The transition to multilingual programming - d0mine
http://www.curiousefficiency.org/posts/2014/08/multilingual-programming.html
======
d0mine
> Choosing UTF-8 aims to treat formatting text for communication with the user
> as "just a display issue". It's a low impact design that will "just work"
> for a lot of software, but it comes at a price:

> \- because encoding consistency checks are mostly avoided, data in different
> encodings may be freely concatenated and passed on to other applications.
> Such data is typically not usable by the receiving application.

> \- for interfaces without encoding information available, it is often
> necessary to assume an appropriate encoding in order to display information
> to the user, or to transform it to a different encoding for communication
> with another system that may not share the local system's encoding
> assumptions.
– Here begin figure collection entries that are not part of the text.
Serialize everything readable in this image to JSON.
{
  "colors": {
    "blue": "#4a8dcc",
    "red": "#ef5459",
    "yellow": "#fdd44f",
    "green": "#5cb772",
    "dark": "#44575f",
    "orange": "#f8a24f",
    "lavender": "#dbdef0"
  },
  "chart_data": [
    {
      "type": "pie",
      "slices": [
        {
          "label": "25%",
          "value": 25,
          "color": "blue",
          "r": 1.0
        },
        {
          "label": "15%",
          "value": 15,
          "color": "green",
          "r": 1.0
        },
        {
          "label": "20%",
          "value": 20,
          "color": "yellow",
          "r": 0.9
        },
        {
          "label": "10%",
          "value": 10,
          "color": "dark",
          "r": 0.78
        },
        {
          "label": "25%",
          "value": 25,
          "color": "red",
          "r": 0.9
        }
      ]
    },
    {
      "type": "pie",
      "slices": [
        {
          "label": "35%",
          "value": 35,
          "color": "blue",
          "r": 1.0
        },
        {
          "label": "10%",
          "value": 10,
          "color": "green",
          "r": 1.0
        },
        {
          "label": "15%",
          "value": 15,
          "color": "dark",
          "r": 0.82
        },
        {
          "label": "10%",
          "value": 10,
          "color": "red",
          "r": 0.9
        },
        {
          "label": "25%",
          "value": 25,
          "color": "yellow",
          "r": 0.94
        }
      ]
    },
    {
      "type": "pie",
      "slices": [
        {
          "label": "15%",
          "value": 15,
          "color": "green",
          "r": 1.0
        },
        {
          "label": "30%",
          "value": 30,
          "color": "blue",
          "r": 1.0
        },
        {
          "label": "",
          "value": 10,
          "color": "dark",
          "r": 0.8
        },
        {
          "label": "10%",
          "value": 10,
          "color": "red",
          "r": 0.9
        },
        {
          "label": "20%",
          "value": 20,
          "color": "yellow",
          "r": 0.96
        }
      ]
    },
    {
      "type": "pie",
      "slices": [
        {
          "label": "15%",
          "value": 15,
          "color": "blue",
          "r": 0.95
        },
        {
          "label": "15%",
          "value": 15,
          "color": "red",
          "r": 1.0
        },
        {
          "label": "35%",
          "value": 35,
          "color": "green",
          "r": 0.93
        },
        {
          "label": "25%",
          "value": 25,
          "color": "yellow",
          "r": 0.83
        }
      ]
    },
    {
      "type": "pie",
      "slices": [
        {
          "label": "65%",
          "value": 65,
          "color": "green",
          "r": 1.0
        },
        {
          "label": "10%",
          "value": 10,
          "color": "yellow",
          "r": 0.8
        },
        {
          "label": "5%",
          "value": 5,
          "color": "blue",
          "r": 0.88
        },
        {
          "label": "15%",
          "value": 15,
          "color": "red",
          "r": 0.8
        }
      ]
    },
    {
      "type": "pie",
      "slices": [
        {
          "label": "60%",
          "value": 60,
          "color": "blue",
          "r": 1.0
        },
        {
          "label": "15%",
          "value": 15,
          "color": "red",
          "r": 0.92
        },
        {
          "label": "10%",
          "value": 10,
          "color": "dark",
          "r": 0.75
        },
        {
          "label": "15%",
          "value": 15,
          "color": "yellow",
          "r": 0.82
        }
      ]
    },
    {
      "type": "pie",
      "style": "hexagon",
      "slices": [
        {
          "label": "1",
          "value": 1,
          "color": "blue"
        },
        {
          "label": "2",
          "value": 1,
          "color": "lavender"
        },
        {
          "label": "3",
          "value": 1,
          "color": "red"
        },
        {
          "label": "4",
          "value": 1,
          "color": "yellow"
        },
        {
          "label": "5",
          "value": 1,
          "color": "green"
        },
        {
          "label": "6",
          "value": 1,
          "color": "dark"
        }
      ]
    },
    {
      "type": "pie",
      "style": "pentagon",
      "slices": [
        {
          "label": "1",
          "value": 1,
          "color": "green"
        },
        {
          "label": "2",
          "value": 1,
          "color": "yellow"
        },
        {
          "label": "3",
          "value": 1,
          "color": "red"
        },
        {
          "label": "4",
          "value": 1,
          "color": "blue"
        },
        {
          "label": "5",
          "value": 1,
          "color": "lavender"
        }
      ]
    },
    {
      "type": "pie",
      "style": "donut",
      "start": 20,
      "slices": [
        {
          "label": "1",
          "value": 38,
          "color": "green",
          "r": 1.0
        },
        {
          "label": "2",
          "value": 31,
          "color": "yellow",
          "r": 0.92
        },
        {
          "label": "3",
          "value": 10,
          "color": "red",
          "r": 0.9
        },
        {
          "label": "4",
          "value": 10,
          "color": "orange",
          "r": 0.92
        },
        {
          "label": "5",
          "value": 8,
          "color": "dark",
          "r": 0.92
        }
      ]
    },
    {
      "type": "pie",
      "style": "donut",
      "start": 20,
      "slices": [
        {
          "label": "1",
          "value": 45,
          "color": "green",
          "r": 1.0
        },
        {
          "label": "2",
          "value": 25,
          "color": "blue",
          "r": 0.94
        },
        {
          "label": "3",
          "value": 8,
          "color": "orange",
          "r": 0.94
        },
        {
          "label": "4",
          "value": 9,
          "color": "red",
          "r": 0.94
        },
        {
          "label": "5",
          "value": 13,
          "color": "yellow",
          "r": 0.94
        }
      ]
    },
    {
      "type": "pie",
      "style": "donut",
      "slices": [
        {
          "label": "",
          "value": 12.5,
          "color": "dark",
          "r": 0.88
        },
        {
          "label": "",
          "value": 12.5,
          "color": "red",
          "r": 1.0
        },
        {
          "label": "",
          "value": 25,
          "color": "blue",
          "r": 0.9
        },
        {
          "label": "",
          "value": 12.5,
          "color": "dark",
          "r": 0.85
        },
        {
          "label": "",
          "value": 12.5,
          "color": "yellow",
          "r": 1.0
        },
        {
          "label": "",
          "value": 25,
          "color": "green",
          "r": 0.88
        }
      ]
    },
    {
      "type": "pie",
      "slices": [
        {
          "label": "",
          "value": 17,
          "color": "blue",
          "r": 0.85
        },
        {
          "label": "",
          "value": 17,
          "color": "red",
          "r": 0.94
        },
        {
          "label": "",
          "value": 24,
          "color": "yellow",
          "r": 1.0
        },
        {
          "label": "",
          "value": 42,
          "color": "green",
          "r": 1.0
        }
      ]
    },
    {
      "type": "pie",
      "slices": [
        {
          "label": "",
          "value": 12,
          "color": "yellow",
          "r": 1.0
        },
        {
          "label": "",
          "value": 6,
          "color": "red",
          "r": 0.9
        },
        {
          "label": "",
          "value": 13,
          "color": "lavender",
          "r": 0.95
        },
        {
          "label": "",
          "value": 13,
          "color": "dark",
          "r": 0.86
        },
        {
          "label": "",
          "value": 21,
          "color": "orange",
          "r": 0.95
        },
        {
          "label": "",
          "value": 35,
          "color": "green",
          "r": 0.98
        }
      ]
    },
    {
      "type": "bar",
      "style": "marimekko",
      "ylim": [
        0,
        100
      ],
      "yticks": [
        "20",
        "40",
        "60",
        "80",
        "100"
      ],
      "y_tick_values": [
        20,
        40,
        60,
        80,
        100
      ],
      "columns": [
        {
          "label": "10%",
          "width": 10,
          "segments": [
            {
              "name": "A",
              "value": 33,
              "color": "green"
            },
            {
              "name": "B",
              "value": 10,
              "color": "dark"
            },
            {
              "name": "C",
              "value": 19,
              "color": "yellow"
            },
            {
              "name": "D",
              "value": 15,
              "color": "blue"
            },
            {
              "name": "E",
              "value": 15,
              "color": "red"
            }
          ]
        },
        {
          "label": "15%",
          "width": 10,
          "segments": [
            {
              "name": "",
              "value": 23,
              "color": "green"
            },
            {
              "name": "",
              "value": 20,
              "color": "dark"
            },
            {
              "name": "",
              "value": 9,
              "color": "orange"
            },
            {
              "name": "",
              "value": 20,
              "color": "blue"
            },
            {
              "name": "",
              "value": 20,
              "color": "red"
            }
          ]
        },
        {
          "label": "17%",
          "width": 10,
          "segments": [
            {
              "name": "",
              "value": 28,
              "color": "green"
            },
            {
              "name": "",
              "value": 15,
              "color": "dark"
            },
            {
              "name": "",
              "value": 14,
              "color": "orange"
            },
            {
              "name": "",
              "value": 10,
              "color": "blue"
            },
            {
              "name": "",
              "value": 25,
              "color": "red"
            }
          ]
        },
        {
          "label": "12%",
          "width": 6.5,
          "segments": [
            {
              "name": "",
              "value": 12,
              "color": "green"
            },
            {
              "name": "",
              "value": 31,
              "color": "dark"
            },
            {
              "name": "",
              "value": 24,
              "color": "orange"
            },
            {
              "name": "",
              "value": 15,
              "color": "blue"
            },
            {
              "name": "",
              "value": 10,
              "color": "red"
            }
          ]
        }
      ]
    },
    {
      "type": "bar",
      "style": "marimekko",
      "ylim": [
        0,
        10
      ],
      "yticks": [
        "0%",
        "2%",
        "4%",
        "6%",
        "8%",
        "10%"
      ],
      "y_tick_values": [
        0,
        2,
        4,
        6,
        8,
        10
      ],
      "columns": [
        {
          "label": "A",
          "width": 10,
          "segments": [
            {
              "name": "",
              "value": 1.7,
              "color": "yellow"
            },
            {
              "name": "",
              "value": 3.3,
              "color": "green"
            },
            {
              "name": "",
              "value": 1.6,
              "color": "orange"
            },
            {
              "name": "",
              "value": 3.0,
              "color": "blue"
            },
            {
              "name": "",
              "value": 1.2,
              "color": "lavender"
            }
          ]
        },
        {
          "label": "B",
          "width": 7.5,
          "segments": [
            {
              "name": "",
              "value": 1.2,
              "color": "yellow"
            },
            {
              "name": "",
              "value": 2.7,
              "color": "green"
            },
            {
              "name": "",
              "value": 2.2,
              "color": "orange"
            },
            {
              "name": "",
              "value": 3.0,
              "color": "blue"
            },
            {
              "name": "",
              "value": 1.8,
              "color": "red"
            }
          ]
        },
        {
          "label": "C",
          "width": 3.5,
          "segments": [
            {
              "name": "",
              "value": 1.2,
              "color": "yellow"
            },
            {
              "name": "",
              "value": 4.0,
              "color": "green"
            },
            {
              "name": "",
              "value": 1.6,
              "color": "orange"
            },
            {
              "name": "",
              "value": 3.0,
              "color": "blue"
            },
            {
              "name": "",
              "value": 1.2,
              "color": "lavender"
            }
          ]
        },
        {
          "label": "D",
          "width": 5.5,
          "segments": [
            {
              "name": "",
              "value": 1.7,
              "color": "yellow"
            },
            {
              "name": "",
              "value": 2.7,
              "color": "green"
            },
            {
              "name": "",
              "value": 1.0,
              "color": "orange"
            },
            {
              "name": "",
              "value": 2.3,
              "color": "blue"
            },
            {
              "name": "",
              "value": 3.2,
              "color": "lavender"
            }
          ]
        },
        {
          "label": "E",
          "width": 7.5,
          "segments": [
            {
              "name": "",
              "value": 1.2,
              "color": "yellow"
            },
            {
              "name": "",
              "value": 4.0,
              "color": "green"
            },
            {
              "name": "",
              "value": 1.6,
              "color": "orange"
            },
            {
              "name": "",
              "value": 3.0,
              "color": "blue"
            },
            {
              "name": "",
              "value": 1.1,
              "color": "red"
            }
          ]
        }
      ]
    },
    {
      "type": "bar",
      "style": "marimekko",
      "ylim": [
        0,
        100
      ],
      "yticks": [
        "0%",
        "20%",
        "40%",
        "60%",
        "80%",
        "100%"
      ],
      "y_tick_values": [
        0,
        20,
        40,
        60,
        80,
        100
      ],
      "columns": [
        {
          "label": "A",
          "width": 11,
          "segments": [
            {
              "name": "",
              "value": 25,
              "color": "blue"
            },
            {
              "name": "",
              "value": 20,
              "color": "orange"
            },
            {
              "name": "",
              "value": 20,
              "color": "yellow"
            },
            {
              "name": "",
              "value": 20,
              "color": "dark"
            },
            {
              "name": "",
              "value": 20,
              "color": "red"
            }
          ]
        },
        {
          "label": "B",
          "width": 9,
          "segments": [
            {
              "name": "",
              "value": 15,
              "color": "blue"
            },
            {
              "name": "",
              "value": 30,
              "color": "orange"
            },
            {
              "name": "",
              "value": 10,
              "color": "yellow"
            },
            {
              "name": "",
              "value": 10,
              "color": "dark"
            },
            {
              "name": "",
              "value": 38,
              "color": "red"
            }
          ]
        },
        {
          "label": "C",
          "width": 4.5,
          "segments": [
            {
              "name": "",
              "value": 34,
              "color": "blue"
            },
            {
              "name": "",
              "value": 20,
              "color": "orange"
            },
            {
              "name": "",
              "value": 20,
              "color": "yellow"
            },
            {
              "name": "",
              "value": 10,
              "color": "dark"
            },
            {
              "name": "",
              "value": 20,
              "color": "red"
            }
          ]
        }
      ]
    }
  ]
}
These assumptions may not be correct, but won't necessarily
> cause an error - the data may just be silently misinterpreted as something
> other than what was originally intended.

> \- because data is generally decoded far from where it was introduced, it
> can be difficult to discover the origin of encoding errors.

It seems surrogateescape error handler introduces these issues back (only for
Unicode strings instead of bytes this time) i.e., a+b is no longer well-
defined (a, b Unicode strings may have lone surrogates due to different
reasons). JSON permits lone surrogates in its strings so the data can easily
spread over the network too.

> \- as a variable width encoding, it is more difficult to develop efficient
> string manipulation algorithms for UTF-8. Algorithms originally designed for
> fixed width encodings will no longer work.

> \- as a specific instance of the previous point, it isn't possible to split
> UTF-8 encoded text at arbitrary locations. Care needs to be taken to ensure
> splits only occur at code point boundaries.

It seems like a premature optimization to claim that UTF-8 being variable-
width encoding is a performance bottleneck in most applications.

And if we want to show the data to a user then we should handle user-perceived
characters (\X regex) that may span several Unicode codepoints e.g., to avoid
splitting a Unicode string inside a character.

\---

Unicode by default is more complex than the article makes it appear to be
e.g., see 🎅 𝕹 𝖔 𝕸 𝖆 𝖌 𝖎 𝖈 𝕭 𝖚 𝖑 𝖑 𝖊 𝖙 🎅 (it is for Perl but Unicode issues are
mostly universal)
[https://stackoverflow.com/a/6163129](https://stackoverflow.com/a/6163129)